Ennuyeux bavardage
Par Michel Dieuaide
Les Trois Coups
Le metteur en scène Michel Didym tente de redonner vie et sens à une œuvre rarement montée de Marguerite Duras.
Écrite en 1965 et qualifiée par son auteure de « théâtre de l’emportement », la pièce provoque aujourd’hui plus d’ennui que d’intérêt, malgré de rares moments de poésie et de cruauté.

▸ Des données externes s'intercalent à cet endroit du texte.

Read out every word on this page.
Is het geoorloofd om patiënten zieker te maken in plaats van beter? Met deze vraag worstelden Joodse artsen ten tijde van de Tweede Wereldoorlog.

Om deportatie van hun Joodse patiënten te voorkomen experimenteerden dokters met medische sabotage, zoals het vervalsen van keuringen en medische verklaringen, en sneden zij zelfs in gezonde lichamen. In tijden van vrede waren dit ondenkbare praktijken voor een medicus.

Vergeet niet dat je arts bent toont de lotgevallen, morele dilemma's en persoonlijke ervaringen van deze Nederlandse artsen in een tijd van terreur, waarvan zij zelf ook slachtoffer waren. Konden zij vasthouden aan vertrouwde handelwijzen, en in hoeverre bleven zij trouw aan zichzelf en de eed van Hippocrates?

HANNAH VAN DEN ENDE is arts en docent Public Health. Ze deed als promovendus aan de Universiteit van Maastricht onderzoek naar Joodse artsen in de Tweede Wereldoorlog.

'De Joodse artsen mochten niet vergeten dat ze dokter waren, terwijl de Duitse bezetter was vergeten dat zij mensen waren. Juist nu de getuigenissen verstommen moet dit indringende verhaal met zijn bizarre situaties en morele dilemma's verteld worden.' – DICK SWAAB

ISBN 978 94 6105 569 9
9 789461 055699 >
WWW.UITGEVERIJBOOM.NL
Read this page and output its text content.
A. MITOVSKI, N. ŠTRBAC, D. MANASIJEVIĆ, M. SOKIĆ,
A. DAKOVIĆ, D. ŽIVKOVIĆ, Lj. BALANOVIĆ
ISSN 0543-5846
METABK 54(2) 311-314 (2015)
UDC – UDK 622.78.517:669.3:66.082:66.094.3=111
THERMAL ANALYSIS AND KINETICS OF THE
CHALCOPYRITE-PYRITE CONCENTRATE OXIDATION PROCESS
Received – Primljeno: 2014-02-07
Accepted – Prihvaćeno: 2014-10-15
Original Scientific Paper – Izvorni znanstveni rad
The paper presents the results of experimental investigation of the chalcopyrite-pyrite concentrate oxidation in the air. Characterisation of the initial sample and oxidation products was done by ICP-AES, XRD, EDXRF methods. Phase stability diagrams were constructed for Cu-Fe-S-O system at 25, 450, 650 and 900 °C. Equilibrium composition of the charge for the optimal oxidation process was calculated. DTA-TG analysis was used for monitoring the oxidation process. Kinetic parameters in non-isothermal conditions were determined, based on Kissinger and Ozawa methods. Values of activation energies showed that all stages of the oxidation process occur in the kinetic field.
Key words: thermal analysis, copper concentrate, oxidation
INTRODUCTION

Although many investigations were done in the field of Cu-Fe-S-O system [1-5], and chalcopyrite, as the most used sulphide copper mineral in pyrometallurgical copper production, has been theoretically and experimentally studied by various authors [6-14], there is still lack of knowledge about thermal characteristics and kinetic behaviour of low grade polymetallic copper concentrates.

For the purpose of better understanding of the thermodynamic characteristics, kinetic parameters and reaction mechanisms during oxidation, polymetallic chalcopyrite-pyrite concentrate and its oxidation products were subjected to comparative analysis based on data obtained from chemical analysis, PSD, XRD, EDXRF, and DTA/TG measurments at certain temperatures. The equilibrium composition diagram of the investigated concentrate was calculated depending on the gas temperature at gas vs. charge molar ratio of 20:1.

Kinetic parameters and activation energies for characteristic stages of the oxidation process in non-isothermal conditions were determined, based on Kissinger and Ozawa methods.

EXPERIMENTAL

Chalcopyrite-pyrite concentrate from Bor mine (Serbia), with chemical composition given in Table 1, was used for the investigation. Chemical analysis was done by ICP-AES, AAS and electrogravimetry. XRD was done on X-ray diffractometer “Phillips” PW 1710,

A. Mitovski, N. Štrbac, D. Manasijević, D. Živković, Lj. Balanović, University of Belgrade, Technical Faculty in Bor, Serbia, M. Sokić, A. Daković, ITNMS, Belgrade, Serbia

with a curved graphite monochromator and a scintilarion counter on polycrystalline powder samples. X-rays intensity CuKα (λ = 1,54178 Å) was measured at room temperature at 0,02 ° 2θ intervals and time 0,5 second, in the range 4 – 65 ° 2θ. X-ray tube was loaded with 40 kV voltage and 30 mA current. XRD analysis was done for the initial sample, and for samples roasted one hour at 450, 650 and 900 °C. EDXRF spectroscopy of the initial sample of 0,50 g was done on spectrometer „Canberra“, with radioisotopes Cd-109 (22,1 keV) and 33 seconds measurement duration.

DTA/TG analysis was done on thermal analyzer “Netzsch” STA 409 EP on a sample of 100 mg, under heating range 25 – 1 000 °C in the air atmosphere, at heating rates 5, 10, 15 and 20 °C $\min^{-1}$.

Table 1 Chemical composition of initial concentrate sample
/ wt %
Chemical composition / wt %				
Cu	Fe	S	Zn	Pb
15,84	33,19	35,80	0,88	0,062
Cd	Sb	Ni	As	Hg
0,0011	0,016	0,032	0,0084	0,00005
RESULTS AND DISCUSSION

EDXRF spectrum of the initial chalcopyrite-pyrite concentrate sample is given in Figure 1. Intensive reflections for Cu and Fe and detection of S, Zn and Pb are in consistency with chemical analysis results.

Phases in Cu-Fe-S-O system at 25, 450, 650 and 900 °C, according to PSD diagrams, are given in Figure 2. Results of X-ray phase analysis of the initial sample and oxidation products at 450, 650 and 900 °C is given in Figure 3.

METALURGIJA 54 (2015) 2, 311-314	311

Dans cette courte comédie, Duras s’essaie à la légèreté, sans doute pour dissiper un instant les angoisses encore proches de l’après-guerre et de l’apocalypse nucléaire. Sur un trottoir parisien, un passant se fait mordre par le chien d’une dame. Celle-ci, avec l’aide d’une autre femme témoin de l’incident, veut entraîner l’homme à l’Institut Pasteur, risque de rage oblige.
De ce fait anodin de la vie quotidienne s’ensuit un délire qui dérape progressivement du fantasme d’une catastrophe nationale aux confidences les plus intimes des trois protagonistes. Comme par la propagation d’une épidémie, les mots sont contaminés et les personnages s’abandonnent à leur besoin de parler. Tandis que le chien agresseur ponctue de ses aboiements les pulsions langagières des humains, l’idée s’impose que le bavardage est plus important que les bavards.
Archives théâtrales
Le vintage est tendance. Metteur en scène, scénographe et costumière ont choisi de reconstituer sur le plateau une dramaturgie et une imagerie des sixties. Le résultat est sans relief et sent un peu la naphtaline. Pas de proposition originale pour interpréter une langue qui oscille entre celle d’un Ionesco, d’un Beckett ou d’un surréaliste. Là où Marguerite Duras creuse les situations jusqu’à l’os, Michel Didym étouffe toute profondeur. Les comédiens sont invités à surjouer et la subtilité de l’écriture se dissout dans la caricature.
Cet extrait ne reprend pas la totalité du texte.